2021 NAELA Public Policy Priorities
I. Supporting People with Disabilities and Older Adults During the COVID-19
To date, nearly 40 percent of all COVID-19 deaths have occurred in long-term care facilities. Moreover, individuals over 85 are 630 times more likely to die from the disease than someone between the ages of 18 to 29. While the world is on the cusp of several vaccines, the epidemic will likely continue through much of 2021. For 2021, NAELA will continue to advocate on policy areas that have arisen during COVID-19, including emergency funding for Home and Community Based Services (HCBS), the rights and safety of nursing home residents and people in other congregate settings, and the different emergency Medicaid waivers (1115, 1135, 1915(c) Appendix K).

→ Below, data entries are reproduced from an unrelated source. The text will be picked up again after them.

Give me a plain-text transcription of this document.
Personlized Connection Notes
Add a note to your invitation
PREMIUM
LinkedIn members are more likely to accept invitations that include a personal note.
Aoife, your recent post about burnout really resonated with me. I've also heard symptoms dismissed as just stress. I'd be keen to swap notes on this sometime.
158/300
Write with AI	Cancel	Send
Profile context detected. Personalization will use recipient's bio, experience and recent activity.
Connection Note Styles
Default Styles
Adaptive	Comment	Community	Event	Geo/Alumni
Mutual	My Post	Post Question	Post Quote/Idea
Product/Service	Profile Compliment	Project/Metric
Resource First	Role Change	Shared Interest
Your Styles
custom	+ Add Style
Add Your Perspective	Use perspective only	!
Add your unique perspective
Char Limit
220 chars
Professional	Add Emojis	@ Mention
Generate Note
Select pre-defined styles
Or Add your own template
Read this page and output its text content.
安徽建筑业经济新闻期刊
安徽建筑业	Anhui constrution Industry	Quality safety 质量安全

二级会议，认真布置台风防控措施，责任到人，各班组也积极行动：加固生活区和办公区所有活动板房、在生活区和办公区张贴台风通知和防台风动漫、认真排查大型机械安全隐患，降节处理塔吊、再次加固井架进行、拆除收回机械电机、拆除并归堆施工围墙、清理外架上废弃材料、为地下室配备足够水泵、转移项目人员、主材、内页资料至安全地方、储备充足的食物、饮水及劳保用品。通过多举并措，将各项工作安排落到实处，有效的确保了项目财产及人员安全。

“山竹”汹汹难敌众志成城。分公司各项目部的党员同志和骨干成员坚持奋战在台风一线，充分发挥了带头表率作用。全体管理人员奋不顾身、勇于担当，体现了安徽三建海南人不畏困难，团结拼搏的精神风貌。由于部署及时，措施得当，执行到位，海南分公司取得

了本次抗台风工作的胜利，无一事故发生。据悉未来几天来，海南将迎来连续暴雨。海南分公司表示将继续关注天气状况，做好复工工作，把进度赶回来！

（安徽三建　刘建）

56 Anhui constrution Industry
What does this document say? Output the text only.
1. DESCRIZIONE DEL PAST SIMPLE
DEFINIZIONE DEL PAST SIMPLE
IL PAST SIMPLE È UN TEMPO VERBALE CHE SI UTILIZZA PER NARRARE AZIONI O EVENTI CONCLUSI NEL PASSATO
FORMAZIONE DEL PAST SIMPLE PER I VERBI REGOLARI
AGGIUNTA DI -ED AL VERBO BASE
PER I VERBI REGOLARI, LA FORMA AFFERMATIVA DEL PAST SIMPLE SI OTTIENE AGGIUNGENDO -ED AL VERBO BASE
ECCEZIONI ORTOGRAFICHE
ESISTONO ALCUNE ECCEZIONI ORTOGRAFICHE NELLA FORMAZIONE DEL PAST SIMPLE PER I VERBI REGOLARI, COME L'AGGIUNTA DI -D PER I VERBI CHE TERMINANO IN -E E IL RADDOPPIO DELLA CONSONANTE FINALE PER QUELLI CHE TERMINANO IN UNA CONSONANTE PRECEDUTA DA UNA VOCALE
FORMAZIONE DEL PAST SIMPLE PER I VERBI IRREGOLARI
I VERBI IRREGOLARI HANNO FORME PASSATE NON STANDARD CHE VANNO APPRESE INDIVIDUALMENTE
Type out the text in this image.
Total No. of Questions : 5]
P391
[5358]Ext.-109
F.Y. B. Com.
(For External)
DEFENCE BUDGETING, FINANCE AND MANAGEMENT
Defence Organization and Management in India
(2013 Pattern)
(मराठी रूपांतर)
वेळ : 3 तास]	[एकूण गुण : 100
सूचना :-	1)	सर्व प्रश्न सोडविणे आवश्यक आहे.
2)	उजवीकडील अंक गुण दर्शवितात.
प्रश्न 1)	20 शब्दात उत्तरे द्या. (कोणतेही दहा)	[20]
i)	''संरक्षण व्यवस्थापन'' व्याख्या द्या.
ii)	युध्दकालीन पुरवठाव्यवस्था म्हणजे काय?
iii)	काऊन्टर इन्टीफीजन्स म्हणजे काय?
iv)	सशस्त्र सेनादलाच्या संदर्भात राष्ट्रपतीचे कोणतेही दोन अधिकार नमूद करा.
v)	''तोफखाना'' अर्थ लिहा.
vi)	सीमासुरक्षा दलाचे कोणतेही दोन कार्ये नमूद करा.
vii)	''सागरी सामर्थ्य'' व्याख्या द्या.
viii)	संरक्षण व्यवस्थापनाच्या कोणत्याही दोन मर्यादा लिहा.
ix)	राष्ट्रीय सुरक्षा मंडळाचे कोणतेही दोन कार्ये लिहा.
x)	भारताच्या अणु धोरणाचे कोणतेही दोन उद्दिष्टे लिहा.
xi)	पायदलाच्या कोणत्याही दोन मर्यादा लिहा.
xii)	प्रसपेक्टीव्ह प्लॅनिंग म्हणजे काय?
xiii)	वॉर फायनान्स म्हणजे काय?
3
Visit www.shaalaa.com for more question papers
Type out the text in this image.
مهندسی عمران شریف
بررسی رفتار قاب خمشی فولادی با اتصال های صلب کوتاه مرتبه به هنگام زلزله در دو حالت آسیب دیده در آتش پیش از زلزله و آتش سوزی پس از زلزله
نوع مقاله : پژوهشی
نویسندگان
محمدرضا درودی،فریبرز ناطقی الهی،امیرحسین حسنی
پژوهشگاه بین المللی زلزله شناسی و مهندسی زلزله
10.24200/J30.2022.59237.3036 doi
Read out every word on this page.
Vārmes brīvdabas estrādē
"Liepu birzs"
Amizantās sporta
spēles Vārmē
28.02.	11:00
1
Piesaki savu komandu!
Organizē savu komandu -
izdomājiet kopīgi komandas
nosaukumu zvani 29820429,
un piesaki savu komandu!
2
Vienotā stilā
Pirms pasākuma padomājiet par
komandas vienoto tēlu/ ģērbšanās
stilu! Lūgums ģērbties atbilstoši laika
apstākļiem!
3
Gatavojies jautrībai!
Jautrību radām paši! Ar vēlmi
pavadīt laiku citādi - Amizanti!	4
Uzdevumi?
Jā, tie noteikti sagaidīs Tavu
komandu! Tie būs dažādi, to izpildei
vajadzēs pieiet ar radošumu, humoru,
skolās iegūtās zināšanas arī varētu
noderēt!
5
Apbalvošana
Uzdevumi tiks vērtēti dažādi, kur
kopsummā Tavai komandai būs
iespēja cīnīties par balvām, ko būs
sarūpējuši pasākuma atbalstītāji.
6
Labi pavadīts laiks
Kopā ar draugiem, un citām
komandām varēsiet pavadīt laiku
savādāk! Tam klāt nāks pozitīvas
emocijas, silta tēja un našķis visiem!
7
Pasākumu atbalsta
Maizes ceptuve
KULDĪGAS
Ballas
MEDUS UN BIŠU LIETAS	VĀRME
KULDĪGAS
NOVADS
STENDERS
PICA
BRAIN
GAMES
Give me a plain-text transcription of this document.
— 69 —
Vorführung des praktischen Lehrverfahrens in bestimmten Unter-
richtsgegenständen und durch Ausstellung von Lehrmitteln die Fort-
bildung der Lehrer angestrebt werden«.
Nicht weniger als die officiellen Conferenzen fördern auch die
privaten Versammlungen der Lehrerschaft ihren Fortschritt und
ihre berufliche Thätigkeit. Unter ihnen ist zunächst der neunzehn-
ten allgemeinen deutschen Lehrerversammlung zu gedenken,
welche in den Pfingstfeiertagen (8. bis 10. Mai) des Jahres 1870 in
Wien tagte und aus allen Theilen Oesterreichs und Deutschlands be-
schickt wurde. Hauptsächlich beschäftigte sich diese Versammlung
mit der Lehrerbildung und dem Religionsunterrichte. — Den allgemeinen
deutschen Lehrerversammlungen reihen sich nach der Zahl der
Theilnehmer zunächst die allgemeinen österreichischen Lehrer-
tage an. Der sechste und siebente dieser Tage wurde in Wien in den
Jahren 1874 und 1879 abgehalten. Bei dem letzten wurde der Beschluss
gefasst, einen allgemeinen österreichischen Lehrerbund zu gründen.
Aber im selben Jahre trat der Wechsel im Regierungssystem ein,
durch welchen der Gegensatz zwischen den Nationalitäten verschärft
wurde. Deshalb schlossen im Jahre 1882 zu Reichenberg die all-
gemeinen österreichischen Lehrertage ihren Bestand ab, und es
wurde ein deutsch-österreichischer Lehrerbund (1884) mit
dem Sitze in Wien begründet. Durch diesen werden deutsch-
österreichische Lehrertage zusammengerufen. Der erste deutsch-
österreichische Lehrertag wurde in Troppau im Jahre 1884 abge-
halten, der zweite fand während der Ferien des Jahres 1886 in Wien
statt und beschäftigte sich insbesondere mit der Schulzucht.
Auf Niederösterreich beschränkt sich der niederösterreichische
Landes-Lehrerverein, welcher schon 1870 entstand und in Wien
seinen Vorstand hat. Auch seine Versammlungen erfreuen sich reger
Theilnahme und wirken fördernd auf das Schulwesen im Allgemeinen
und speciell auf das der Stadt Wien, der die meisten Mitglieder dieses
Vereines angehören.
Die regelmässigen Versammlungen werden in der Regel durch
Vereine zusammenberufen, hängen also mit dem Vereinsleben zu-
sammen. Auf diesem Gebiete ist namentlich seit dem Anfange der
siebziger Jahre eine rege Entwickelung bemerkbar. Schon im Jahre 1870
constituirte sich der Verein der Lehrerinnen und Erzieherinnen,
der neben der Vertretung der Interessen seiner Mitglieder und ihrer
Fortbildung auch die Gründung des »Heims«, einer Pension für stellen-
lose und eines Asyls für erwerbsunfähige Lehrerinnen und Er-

II. Addressing the Effects of Medicaid’s Institutional Bias
Far too many individuals with disabilities and older adults end up in institutional settings when they could otherwise receive HCBS services. The primary cause is that federal law guarantees institutional care and makes HCBS optional under Medicaid. As a result, individuals often fail to qualify for HCBS; find that no or inadequate HCBS exists in their area if they do qualify; or the process to get HCBS takes too long to prevent unnecessary institutionalization. NAELA will continue to work with its coalition partners to advocate for the continued implementation of key policy changes to address the effects of Medicaid’s institutional bias, such as Money Follows the Person and the requirement that states apply spousal impoverishment protections to Medicaid HCBS waivers.
III. Monitoring Tax Policy for Impacts on People with Disabilities and Older Adults
Tax policy is ever evolving, such as with the 2019 passage of the SECURE Act and the 2017 Tax Cuts and Jobs Act (TCJA). Few organizations understand how the tax code impacts people with chronic illness and disabilities outside of NAELA. The TCJA individual tax provisions expire in 2025, and Democrats are eager to reverse policies such as limits to the state and local tax deduction. Additionally, discussions over retirement tax policy changes and other items, such as to ABLE accounts will continue through this Congress.